Cette approche hiérarchisée contribue à identifier précisément l’origine de chaque coût, facilitant ainsi le contrôle et la vérification lors de la réception des travaux.
Modèle de DPGF sur Excel à télécharger ici
DPGF vs autres pièces de prix
Il existe d’autres documents dans la chaîne de l’appel d’offres et du chiffrage. Pour bien comprendre la spécificité de la DPGF, il est intéressant de la comparer avec d’autres pièces comme le bordereau des prix unitaires (BPU), le détail quantitatif estimatif (DQE) ou le dossier de consultation des entreprises (DCE).
Chaque document a son rôle spécifique dans le processus de consultation et d’attribution d’un marché :
- la DPGF est primordiale dans les marchés à prix forfaitaire, où le prix global doit être précisément décomposé ;
- le BPU intervient dans les marchés à bons de commande pour fixer des tarifs unitaires applicables en fonction de la demande ;
- le DQE permet, avant la présentation des offres, de simuler le total général d’un projet pour une première évaluation des enveloppes financières ;
- le DCE rassemble l’ensemble des documents (CCTP, CCAP, DPGF, etc.) nécessaires pour la consultation des entreprises.
Document | Type de marché | Fonction principale | Détermination des quantités | Valeur contractuelle |
DPGF | Marché à prix forfaitaire | Ventiler le prix global en éléments détaillés | Fixées et vérifiées via le CCTP | Non, sauf si une clause le prévoit |
BPU | Marché à prix unitaire | Fournir la liste et les prix unitaires pour chaque ouvrage, référence et produit détaillés dans le CCTP | Non, indicatif | Oui |
DQE | Marché à prix unitaires | Estimer le coût total indicatif basé sur les quantités | Estimatives, non contractuelles | Non (servant d’outil comparatif) |
DCE | Ensemble documentaire | Réunir l’ensemble des documents de consultation | Variable, selon les pièces | Oui |
BON A SAVOIR : Dans le BTP, le DQE liste les quantités estimées pour chaque prestation sans fixer de prix.
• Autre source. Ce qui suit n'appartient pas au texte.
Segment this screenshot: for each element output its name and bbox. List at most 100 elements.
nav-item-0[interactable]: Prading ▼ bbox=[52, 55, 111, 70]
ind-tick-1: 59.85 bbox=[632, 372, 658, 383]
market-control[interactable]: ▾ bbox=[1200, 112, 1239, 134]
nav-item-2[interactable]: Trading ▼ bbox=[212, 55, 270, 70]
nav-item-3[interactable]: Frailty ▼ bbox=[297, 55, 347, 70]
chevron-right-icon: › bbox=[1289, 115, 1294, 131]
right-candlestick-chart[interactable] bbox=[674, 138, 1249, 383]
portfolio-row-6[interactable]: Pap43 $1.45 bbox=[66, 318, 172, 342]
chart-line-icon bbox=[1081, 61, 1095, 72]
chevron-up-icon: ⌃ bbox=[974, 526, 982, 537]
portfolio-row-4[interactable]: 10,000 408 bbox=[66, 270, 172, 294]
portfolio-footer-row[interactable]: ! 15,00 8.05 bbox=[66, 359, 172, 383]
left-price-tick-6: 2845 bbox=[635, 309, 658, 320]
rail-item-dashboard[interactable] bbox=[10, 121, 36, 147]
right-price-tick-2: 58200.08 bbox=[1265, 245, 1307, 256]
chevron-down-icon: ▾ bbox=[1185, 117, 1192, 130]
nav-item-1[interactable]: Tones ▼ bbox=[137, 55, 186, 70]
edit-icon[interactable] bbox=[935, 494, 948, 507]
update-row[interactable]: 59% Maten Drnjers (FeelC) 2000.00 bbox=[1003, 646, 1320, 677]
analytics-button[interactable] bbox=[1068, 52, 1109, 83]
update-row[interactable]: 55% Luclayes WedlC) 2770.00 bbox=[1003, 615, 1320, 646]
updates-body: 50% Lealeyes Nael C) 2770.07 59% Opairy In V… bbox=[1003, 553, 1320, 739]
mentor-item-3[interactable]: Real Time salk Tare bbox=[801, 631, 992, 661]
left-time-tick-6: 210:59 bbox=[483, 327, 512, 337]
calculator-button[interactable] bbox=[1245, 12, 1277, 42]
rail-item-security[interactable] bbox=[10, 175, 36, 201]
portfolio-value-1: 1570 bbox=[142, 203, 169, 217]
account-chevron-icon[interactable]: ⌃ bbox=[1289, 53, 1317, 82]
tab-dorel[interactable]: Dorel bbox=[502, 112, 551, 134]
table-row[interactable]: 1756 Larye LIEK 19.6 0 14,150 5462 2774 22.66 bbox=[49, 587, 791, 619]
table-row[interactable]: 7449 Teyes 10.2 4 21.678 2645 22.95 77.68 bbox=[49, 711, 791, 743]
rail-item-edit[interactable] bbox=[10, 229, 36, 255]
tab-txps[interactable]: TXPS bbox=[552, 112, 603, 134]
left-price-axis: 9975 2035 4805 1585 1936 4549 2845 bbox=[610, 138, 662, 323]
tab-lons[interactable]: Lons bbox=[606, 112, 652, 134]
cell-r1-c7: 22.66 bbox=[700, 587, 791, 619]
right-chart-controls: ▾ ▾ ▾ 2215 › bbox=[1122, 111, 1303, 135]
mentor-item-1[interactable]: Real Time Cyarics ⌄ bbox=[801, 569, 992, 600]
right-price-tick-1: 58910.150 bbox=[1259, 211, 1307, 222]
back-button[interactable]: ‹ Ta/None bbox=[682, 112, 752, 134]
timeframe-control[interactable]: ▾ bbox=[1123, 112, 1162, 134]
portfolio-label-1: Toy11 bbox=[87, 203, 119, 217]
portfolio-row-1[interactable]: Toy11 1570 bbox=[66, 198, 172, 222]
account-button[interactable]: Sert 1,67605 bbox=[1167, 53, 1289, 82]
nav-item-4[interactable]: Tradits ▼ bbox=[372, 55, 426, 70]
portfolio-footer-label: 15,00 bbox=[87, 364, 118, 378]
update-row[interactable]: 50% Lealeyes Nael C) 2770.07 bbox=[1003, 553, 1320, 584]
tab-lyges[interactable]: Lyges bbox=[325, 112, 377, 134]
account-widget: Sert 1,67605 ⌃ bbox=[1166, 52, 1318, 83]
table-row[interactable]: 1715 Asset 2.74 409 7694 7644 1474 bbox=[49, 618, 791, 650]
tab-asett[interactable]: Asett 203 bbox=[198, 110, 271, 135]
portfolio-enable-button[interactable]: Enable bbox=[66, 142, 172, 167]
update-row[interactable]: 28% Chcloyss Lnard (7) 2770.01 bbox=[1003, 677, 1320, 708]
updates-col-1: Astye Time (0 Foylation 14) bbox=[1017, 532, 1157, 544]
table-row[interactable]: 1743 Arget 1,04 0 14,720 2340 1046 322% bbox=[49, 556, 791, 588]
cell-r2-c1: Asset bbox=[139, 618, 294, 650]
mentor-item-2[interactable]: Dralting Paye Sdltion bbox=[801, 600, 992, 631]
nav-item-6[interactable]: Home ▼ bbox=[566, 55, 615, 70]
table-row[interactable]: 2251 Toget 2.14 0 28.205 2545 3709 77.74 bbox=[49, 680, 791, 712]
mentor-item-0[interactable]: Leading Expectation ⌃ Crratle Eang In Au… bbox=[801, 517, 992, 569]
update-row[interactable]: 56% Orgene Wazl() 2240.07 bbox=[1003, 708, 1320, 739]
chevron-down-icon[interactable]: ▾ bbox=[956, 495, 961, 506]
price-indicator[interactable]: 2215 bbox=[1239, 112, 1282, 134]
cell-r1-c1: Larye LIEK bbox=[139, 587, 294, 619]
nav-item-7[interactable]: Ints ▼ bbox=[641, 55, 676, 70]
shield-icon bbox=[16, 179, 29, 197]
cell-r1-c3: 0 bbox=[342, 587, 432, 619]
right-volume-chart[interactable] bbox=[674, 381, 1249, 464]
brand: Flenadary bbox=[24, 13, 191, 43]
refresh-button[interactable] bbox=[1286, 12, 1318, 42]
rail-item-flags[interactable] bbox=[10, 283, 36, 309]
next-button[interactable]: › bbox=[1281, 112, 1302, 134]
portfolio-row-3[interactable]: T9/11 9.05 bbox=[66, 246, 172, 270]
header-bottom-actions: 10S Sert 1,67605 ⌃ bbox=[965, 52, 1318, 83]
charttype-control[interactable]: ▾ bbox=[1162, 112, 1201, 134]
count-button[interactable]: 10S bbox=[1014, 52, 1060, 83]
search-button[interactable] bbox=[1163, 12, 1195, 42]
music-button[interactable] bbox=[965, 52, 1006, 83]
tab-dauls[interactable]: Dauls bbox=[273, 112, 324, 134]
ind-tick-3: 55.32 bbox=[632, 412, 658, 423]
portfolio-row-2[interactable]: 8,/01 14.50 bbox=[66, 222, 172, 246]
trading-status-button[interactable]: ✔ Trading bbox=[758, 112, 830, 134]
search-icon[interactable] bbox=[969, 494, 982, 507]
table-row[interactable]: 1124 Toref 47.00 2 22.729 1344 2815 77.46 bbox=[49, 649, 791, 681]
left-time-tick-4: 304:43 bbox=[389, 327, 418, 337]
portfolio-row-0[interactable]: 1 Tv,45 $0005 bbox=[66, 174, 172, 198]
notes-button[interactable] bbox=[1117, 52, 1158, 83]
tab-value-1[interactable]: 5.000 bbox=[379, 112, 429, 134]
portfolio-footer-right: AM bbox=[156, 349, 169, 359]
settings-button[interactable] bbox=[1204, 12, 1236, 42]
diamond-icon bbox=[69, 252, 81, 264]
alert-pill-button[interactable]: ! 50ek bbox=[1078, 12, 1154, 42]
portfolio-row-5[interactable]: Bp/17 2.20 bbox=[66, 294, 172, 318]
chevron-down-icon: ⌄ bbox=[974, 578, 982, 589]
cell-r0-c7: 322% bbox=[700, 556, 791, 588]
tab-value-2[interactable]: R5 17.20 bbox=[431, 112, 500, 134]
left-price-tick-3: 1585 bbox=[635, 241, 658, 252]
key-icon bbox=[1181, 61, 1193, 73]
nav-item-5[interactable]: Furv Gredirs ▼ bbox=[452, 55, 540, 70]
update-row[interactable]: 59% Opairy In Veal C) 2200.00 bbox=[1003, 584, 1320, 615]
En revanche, la DPGF présente un prix global forfaitaire par poste. Le DQE est un outil d’évaluation, la DPGF engage l’entreprise sur un montant ferme.
Valeur contractuelle de la DPGF
1. Statut juridique et portée contractuelle
Une DPGF possède rarement une valeur contractuelle, sauf si le maître d’ouvrage le prévoit. Néanmoins, cette configuration intervient peu sur le terrain. En effet, il est recommandé de ne pas la rendre contractuelle en raison de la présence des quantités, lesquelles peuvent comporter des erreurs de calcul. Pour cette raison, les règlements de consultation incluent souvent des clauses spécifiques pour gérer ce type de situation.
D’après l’article R2112-6 du Code de la commande publique sur les prix unitaires et forfaitaires, les prix des prestations faisant l’objet d’un marché sont :
1° Soit des prix unitaires appliqués aux quantités réellement livrées ou exécutées ;
2° Soit des prix forfaitaires appliqués à tout ou partie du marché, quelles que soient les quantités livrées ou exécutées.
Des litiges surviennent parfois lorsque des erreurs de décompte ou des oublis dans la DPGF se révèlent lors de l’exécution des travaux. Dans ces situations, les tribunaux se réfèrent à :
- la concordance entre la DPGF et le CCTP : toute incohérence ou omission peut être interprétée comme un manquement ;
- les arrêts de jurisprudence : en cas de désaccord sur un poste de coût, il est toujours vérifié si la DPGF était suffisamment détaillée et en adéquation avec le cahier des charges ;
- la nécessité d’une rédaction minutieuse : il est recommandé de verrouiller les cellules dans un fichier Excel ou d’utiliser des logiciels spécialisés pour éviter toute modification accidentelle.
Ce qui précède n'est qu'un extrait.